Id. at 725. In deciding whether, under the totality of the circumstances, "the identification was nonetheless reliable, " a court must consider several factors, including: "the opportunity of the witness to view the criminal at the time of the crime, the witness' degree of attention, the accuracy of his prior description of the criminal, the level of certainty demonstrated at the confrontation, and the time between the crime and the confrontation." Manson, 432 U.S. at 114, 97 S.Ct. at 2253.

Viewing the evidence of the show-up procedure (and resulting identification) at issue in this case, the Court does not find that suppression for any due process violation is warranted. The identification occurred within a reasonable time - approximately 45 minutes after the robbery and very shortly after Brown was apprehended. Compare United States v. Sanchez, 422 F.2d 1198, 1200 (2d Cir. 1970) ("prompt on-the-scene confrontation... was consistent with good police work... [in order] to insure the immediate release of an innocent suspect and at the same time [to] enable the police to resume the search for the fleeing culprit while the trail is fresh"); Berry v. Cunningham, 2012 WL 4174875, op. at *5 (E.D.N.Y. Sept. 19, 2012) ("[t]he identification took place about an hour after the commission of the crime and only five minutes after the arrest[;][t]he arresting officers were justified in seeking confirmation of whether they had arrested a likely suspect, in order to avoid arresting an innocent person"). Moreover, the court is satisfied - for purposes of a due process evaluation - the victim had an adequate opportunity to view her assailant during the robbery, afforded officers a meaningful description, and positively identified Brown (and did not positively identify another individual). Based on the foregoing, the Court will not suppress the identification and will leave it to counsel to challenge the adequacy and accuracy of the identification at trial through cross-examination and jury argument.

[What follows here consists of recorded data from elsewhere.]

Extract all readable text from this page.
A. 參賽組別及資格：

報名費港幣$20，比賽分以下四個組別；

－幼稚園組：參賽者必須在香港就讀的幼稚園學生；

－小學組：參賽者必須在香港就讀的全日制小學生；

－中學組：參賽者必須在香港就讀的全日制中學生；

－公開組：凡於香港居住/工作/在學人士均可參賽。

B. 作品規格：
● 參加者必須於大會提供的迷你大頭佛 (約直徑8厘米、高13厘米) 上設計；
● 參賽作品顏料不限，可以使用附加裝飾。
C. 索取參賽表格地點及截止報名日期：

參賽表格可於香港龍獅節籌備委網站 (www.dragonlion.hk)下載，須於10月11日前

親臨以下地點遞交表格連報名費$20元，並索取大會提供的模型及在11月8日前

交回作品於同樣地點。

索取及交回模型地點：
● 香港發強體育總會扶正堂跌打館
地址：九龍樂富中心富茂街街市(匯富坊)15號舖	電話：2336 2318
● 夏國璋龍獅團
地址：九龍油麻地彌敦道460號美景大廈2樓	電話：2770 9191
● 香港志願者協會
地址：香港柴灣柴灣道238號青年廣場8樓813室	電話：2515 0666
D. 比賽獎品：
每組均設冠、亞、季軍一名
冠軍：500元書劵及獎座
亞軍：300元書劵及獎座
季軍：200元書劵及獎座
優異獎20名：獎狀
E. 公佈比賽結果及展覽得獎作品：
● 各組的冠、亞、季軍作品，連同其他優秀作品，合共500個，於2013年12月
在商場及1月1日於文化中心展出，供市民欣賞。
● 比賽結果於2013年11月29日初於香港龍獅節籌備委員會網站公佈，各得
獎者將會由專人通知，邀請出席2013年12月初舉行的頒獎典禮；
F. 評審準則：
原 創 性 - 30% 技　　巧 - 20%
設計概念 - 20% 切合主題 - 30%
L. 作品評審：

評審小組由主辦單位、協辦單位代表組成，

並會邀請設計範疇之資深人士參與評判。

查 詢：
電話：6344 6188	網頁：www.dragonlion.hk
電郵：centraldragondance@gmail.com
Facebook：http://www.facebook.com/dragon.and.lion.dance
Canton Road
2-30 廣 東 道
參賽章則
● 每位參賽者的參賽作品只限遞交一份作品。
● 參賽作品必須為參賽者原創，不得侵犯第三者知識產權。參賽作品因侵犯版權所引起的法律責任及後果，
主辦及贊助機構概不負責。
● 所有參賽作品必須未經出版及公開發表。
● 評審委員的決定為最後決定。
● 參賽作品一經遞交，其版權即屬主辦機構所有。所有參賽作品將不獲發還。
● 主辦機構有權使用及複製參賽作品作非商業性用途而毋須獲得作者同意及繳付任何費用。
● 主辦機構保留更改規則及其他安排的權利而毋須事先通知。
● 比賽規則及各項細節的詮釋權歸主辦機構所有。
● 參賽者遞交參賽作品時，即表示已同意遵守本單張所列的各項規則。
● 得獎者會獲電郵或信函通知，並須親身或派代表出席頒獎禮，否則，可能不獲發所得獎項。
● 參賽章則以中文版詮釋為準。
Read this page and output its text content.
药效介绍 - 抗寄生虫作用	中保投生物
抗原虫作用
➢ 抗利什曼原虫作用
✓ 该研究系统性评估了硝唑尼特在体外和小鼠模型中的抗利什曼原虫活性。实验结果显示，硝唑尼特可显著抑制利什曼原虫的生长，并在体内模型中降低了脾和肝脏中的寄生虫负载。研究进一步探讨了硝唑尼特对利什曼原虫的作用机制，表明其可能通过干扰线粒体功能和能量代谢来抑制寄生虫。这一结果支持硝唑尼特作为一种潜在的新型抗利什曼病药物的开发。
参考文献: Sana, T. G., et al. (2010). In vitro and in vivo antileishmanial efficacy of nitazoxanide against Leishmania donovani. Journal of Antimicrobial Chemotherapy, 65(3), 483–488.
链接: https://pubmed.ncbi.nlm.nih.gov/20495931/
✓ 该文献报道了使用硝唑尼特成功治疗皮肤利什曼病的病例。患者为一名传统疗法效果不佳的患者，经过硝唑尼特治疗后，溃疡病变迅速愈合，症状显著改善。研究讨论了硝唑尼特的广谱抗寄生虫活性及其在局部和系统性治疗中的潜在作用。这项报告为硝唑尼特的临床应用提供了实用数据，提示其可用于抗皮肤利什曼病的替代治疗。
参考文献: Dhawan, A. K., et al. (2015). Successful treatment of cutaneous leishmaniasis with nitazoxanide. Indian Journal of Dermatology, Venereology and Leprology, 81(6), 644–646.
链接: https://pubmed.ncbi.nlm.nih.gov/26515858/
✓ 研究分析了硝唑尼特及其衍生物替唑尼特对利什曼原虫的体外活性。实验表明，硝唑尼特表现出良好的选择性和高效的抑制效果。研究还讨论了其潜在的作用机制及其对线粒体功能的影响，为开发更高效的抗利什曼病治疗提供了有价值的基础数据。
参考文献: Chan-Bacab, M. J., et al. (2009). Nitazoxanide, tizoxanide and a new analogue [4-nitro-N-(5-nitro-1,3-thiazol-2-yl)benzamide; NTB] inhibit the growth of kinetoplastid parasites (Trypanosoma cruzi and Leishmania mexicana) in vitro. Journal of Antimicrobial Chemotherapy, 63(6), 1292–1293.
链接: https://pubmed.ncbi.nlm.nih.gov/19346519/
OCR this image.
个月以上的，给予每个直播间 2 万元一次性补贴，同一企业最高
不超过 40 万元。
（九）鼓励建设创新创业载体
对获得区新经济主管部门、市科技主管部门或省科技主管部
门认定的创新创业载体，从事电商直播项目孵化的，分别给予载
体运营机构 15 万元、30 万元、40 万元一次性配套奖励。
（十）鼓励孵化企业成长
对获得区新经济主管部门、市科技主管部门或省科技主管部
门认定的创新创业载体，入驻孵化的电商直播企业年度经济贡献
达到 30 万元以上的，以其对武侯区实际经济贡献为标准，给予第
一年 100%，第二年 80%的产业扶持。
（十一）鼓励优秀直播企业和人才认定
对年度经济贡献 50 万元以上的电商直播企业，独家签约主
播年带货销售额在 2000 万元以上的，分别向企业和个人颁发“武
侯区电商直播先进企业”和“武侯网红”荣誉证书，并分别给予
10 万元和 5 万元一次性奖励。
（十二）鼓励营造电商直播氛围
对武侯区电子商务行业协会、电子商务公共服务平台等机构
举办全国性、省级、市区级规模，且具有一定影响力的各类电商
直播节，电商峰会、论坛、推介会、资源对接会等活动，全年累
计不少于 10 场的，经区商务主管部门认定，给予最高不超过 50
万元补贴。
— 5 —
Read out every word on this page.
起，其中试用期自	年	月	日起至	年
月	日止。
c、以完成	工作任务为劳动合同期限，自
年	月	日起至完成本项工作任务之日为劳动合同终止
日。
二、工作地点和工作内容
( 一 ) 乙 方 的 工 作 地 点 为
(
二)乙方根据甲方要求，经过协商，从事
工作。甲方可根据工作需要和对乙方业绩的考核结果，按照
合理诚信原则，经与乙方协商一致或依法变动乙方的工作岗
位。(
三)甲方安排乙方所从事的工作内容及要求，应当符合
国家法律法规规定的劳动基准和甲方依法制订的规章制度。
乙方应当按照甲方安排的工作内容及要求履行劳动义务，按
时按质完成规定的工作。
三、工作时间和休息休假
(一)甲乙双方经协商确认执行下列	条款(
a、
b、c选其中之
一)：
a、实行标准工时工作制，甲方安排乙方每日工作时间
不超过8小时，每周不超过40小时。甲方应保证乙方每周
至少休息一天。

In accordance with the foregoing discussion, it is RECOMMENDED that the Court, after making an independent review of the record and applicable law, enter an order DENYING the MOTION TO SUPPRESS IDENTIFICATION WITH SUGGESTIONS (Doc. #20) filed on March 28, 2014, by defendant Richard Brown.

Counsel are reminded that each has 14 days from the date of receipt of a copy of this report and recommendation to file and serve specific objections to the same. A failure to file and serve timely objections shall bar attack on appeal of the factual findings in this report which are accepted or adopted by the district judge except upon the ground of plain error or manifest injustice.